Bagian pada tanaman temu hitam yang
dapat digunakan untuk
membuat tepung adalah rimpangnya yang merupakan umbi dari tanaman
tersebut. Hasil
penelitian
menunjukkan bahwa rimpang temu hitam
mempunyai kandungan air 10,38%, minyak atsiri 0,52%, lemak 3,80%, protein
1,0%, dan
pati
49,56%
(Sutaryo
et al,
2003).
Komponen pati temu
hitam yang cukup tinggi yaitu 49,56% sangat
berpotensi
untuk diekstraksi dan dijadikan sebagai salah satu bahan
sumber pati.
Pati temu
hitam mempunyai kadar
air
8,34%, abu 0,20%, lemak 0,75%, protein 0,80%, serat kasar 0,97%, amilosa 24,45% dan amilopektin 75,54%.
Karakteristik fisik pati temu hitam yaitu rendemen 24,28%, granula pati 22 µm, absorbsi
air 1,81 g/g, absorsi minyak 1,92 g/g, dan derajat putih 77,02% (Purnama,
2004).
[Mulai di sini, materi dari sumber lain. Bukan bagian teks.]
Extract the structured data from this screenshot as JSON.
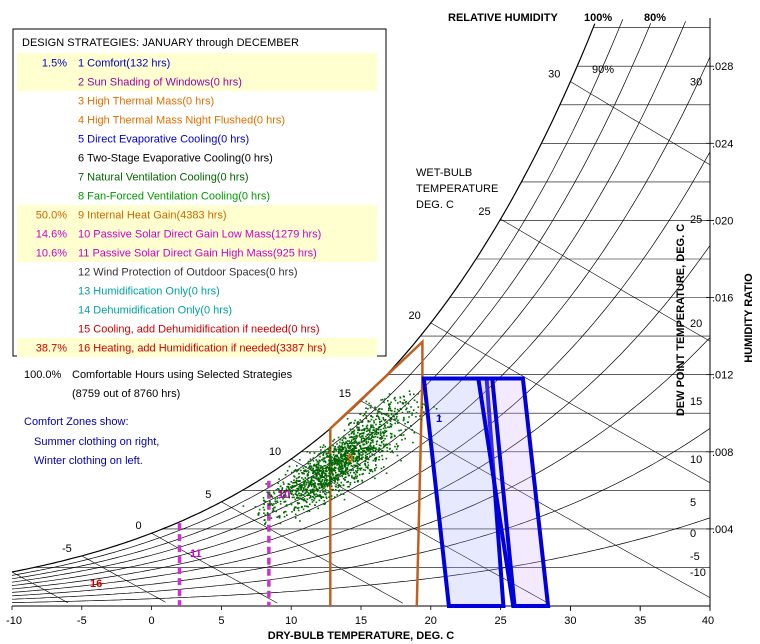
{
  "chart_data": {
    "type": "scatter",
    "xlabel": "DRY-BULB TEMPERATURE, DEG. C",
    "ylabel_right": "HUMIDITY RATIO",
    "ylabel_dewpoint": "DEW POINT TEMPERATURE, DEG. C",
    "rh_title": "RELATIVE HUMIDITY",
    "rh_top_labels": [
      "100%",
      "80%"
    ],
    "rh_inner_label": "90%",
    "wetbulb_title": [
      "WET-BULB",
      "TEMPERATURE",
      "DEG. C"
    ],
    "x_ticks": [
      -10,
      -5,
      0,
      5,
      10,
      15,
      20,
      25,
      30,
      35,
      40
    ],
    "xlim": [
      -10,
      40
    ],
    "hr_ticks": [
      {
        "value": 0.004,
        "label": ".004"
      },
      {
        "value": 0.008,
        "label": ".008"
      },
      {
        "value": 0.012,
        "label": ".012"
      },
      {
        "value": 0.016,
        "label": ".016"
      },
      {
        "value": 0.02,
        "label": ".020"
      },
      {
        "value": 0.024,
        "label": ".024"
      },
      {
        "value": 0.028,
        "label": ".028"
      }
    ],
    "hr_lim": [
      0,
      0.0305
    ],
    "dewpoint_labels": [
      "30",
      "25",
      "20",
      "15",
      "10",
      "5",
      "0",
      "-5",
      "-10"
    ],
    "wetbulb_labels": [
      "-5",
      "0",
      "5",
      "10",
      "15",
      "20",
      "25",
      "30"
    ],
    "legend_title": "DESIGN STRATEGIES:  JANUARY through DECEMBER",
    "strategies": [
      {
        "pct": "1.5%",
        "label": "1  Comfort(132 hrs)",
        "color": "#0000cc",
        "highlight": true
      },
      {
        "pct": "",
        "label": "2  Sun Shading of Windows(0 hrs)",
        "color": "#a000a0",
        "highlight": true
      },
      {
        "pct": "",
        "label": "3  High Thermal Mass(0 hrs)",
        "color": "#e07000",
        "highlight": false
      },
      {
        "pct": "",
        "label": "4  High Thermal Mass Night Flushed(0 hrs)",
        "color": "#e07000",
        "highlight": false
      },
      {
        "pct": "",
        "label": "5  Direct Evaporative Cooling(0 hrs)",
        "color": "#0000cc",
        "highlight": false
      },
      {
        "pct": "",
        "label": "6  Two-Stage Evaporative Cooling(0 hrs)",
        "color": "#000000",
        "highlight": false
      },
      {
        "pct": "",
        "label": "7  Natural Ventilation Cooling(0 hrs)",
        "color": "#006600",
        "highlight": false
      },
      {
        "pct": "",
        "label": "8  Fan-Forced Ventilation Cooling(0 hrs)",
        "color": "#009900",
        "highlight": false
      },
      {
        "pct": "50.0%",
        "label": "9  Internal Heat Gain(4383 hrs)",
        "color": "#cc6600",
        "highlight": true
      },
      {
        "pct": "14.6%",
        "label": "10  Passive Solar Direct Gain Low Mass(1279 hrs)",
        "color": "#cc00cc",
        "highlight": true
      },
      {
        "pct": "10.6%",
        "label": "11  Passive Solar Direct Gain High Mass(925 hrs)",
        "color": "#cc00cc",
        "highlight": true
      },
      {
        "pct": "",
        "label": "12  Wind Protection of Outdoor Spaces(0 hrs)",
        "color": "#333333",
        "highlight": false
      },
      {
        "pct": "",
        "label": "13  Humidification Only(0 hrs)",
        "color": "#00a0a0",
        "highlight": false
      },
      {
        "pct": "",
        "label": "14  Dehumidification Only(0 hrs)",
        "color": "#00a0a0",
        "highlight": false
      },
      {
        "pct": "",
        "label": "15  Cooling, add Dehumidification if needed(0 hrs)",
        "color": "#cc0000",
        "highlight": false
      },
      {
        "pct": "38.7%",
        "label": "16  Heating, add Humidification if needed(3387 hrs)",
        "color": "#cc0000",
        "highlight": true
      }
    ],
    "summary_pct": "100.0%",
    "summary_text": "Comfortable Hours using Selected Strategies",
    "summary_sub": "(8759 out of 8760 hrs)",
    "comfort_note": [
      "Comfort Zones show:",
      "Summer clothing on right,",
      "Winter clothing on left."
    ],
    "zone_labels": [
      {
        "text": "1",
        "color": "#0000cc"
      },
      {
        "text": "9",
        "color": "#e07000"
      },
      {
        "text": "10",
        "color": "#cc00cc"
      },
      {
        "text": "11",
        "color": "#cc00cc"
      },
      {
        "text": "16",
        "color": "#cc0000"
      }
    ],
    "data_points_note": "Hourly climate data, dry-bulb approx. 4 to 24 C, humidity ratio approx. 0.004 to 0.011",
    "colors": {
      "points": "#006600",
      "comfort": "#0000dd",
      "internal_gain": "#c06020",
      "passive_solar": "#cc33cc",
      "heating": "#cc0000"
    }
  }
}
Temu hitam juga memiliki khasiat diantaranya
dapat meningkatkan nafsu makan, juga banyak digunakan sebagai obat tradisional untuk mengobati penyakit kulit dan
keputihan (Sumber: Artikel info tanaman herbal).
Berdasarkan dua kondisi di atas maka kami tertarik untuk menjadikan pati temu hitam
sebagai bahan dasar pembuatan mie yang akan diproduksi. Apalagi di daerah Banten sendiri masih sedikit
jika dilihat dari segi kekhasan makanan kulinernya. Mie yang akan diproduksi tidak menggunakan bahan pengawet atau bahan kimia
lainnya, sehingga produk mie yang dihasilkan merupakan mie yang
tidak mengancam
kesehatan sekaligus dapat mengatasi ketergantungan terhadap tepung terigu tanpa
mengurangi
tingkat kegemaran masyarakat terhadap mie.